Je vous ai souvent parlé des côtes de cette magnifique île, seulement l’intérieur n’a rien à leur envier. Jersey est l’île au mille et un visage, le paradis du randonneur. Il y en a pour tous les goûts, pour tous les niveaux. Cette île est également riche d’un passé qu’elle a su préserver.

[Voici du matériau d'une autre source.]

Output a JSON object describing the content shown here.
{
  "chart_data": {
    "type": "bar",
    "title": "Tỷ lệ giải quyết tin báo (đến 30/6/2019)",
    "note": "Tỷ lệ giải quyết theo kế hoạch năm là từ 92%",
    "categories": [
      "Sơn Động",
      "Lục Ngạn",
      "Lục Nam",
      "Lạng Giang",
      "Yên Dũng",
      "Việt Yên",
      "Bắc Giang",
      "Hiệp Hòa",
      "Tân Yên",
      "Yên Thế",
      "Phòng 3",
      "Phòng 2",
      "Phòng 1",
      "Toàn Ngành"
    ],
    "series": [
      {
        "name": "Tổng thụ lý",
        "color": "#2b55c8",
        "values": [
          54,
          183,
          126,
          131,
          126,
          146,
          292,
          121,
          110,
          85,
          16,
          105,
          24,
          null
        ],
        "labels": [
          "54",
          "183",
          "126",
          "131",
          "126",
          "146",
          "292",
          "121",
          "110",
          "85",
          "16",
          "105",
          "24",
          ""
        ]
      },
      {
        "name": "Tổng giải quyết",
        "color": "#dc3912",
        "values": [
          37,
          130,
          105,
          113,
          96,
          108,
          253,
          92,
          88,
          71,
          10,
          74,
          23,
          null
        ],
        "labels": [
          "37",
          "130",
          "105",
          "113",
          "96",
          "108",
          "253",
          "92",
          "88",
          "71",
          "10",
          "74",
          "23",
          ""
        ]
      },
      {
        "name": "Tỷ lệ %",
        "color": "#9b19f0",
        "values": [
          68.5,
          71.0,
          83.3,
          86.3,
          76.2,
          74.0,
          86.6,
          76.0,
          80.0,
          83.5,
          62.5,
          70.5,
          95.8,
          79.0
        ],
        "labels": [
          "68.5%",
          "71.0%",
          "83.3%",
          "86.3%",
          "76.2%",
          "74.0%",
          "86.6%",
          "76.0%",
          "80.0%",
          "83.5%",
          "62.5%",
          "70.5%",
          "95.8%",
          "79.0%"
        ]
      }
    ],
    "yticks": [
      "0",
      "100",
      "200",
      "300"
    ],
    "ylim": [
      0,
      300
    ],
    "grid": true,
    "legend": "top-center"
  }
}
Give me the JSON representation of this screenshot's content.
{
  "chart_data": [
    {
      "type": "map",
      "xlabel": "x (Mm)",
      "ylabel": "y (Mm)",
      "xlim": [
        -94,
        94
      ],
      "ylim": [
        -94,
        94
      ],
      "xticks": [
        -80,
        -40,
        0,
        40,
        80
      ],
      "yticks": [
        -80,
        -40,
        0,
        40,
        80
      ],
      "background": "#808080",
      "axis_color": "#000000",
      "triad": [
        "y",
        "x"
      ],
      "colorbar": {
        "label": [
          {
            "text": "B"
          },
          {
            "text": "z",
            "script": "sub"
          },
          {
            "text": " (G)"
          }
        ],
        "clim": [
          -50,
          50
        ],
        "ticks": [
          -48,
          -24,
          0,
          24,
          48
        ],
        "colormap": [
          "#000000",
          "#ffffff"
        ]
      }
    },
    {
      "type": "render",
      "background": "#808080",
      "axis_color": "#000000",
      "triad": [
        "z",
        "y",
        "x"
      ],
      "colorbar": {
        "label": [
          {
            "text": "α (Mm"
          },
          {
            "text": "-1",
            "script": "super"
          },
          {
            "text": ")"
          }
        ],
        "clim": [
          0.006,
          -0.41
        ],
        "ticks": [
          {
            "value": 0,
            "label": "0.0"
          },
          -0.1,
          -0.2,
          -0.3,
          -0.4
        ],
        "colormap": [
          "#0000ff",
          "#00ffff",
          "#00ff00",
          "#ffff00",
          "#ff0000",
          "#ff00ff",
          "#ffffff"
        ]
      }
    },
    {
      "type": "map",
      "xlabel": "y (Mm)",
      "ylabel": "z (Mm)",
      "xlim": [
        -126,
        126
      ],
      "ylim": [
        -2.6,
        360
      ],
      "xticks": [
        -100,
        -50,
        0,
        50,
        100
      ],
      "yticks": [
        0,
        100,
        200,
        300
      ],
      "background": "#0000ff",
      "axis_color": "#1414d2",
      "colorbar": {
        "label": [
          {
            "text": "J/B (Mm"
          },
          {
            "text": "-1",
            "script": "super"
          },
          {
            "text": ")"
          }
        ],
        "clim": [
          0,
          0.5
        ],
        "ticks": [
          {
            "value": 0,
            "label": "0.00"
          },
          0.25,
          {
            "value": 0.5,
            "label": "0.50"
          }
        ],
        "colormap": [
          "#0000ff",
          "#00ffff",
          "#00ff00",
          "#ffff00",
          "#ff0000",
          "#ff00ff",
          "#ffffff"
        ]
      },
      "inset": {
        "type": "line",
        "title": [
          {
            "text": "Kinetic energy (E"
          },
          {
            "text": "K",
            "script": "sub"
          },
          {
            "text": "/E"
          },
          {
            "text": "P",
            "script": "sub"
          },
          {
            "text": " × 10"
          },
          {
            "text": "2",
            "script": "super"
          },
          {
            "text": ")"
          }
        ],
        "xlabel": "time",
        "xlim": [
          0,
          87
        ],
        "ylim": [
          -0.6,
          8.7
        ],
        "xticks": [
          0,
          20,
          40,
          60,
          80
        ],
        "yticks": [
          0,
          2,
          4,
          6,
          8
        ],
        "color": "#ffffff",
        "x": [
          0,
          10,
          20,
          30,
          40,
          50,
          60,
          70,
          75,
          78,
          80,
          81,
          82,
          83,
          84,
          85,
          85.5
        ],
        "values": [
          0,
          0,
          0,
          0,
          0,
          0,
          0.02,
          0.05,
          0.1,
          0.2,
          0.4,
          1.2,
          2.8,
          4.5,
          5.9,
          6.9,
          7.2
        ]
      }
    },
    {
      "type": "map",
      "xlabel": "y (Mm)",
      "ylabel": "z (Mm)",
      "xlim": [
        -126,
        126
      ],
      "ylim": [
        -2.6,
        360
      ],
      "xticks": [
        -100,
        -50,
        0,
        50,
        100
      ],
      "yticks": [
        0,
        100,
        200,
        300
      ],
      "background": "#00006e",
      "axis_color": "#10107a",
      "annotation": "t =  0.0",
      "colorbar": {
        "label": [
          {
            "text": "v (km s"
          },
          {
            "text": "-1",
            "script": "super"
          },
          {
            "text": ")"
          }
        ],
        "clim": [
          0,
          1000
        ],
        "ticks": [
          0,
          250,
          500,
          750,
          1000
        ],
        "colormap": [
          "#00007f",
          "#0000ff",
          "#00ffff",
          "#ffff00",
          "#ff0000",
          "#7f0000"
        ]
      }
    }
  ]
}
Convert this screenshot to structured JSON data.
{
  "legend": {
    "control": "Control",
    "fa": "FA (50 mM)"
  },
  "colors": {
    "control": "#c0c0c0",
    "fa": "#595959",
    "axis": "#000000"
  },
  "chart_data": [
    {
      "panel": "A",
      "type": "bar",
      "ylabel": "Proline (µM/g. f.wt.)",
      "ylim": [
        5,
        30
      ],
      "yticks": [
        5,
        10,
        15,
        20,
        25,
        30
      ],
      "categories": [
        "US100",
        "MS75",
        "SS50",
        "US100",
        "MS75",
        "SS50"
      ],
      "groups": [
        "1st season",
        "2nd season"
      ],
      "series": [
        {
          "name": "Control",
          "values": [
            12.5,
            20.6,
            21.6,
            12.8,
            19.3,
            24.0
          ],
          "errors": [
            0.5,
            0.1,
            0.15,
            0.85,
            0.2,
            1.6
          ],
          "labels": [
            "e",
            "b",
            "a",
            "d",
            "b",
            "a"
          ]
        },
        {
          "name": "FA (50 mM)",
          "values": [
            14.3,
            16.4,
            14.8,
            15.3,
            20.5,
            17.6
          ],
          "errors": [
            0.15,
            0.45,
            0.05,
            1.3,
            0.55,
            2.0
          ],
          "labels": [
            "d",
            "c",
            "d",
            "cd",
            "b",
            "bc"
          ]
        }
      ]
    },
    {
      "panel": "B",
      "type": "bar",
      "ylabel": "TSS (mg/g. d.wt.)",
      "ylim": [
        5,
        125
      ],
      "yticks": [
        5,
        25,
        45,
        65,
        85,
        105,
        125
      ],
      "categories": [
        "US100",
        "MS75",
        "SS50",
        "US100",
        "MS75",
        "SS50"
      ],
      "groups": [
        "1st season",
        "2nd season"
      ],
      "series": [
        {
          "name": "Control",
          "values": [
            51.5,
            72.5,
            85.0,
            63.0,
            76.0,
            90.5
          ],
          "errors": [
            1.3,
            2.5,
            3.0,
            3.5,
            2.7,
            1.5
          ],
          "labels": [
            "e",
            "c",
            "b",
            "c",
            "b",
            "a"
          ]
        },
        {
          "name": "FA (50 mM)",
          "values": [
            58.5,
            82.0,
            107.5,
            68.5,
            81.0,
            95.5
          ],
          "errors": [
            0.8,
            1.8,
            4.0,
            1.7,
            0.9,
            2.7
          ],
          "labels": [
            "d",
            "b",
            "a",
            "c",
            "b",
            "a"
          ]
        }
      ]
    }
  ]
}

Lorsque vous marchez, ou roulez à l’intérieur des terres, la première constatation, est le paysage, plus vert, plus cultivé. J’ai eu la chance de m’y promener au début du printemps, et c’était un véritable délice, de voir toutes ces jonquilles partout, d’entendre le chant joyeux et mélodieux des oiseaux, bien plus agréable à mon oreille que le cri strident des mouettes et autre fou. Pour vous donner une image, c’est un bout de Normandie. Les vaches noires, et blanches, en moins. Celles de Jersey sont marron et font le meilleur lait que j’ai connu jusqu’à présent. Vous pouvez me croire sur parole, je déteste les produits laitiers en générale, mais là le beurre, la crème, et le fromage blanc local, ont eu raison de ma ligne, et que dire des glaces ! Mieux que les glaces à l’Italienne, et pourtant, Dieu sait si c’est mon gros péché plus que mignon.

Pour ceux qui n’aiment pas marcher, mais qui aiment visiter, et s’enrichir culturellement, n’oubliez pas de visiter le zoo, pas comme les autres de Durrell. Les réservoirs d’eau, si vous devez n’en faire qu’un, par manque de temps ou de goût, je vous conseille celui de Queen’s Valley. C’est l’un des plus long, mais il se découpe en trois parties, qui ne font que 3 km en tout. Vous pouvez donc l’arrêter à tous moment, surtout que si vous prenez le bus pour y aller, attention, celui-ci, ne passe souvent qu’une heure plus tard, donc jongler bien. Si vous avez votre propre moyen de locomotion, des parkings sont prévus en début de parcours. Comme ces derniers décrivent des boucles, vous pouvez aisément revenir, à votre point de départ.

Tout le long du parcours, vous aurez l’occasion de contempler des nids d’oiseau, c’est un petit paradis qui se savourent. Les locaux, si trompent d’ailleurs pas, et les bancs dédicacés ou non sont nombreux.

Vous pourrez aussi faire un saut dans le passé, grâce à la Hougue Bie de Grouville. Ou bien dans les tunnels des hospices pendant la Seconde Guerre mondiale. Personnellement, je ne suis pas entrée à l’intérieur, car trop réceptive pour ce genre d’expérience. Mais croyez moi, je le regrette et ne dis pas que je n’essaierais pas lors d’une prochaine visite. Voici ce qu’on m’en a dit. Lors de l’achat de votre ticket, on vous remet une carte, avec le nom d’une personne du passé, tout au long de la visite, vous devrez faire des choix, une sorte de visite interactive en sorte. Puis à la fin, on vous révélera les choix, bien réels de la personne qui vous a été attribuée et ce qu’elle est devenue à la suite de ses propres choix.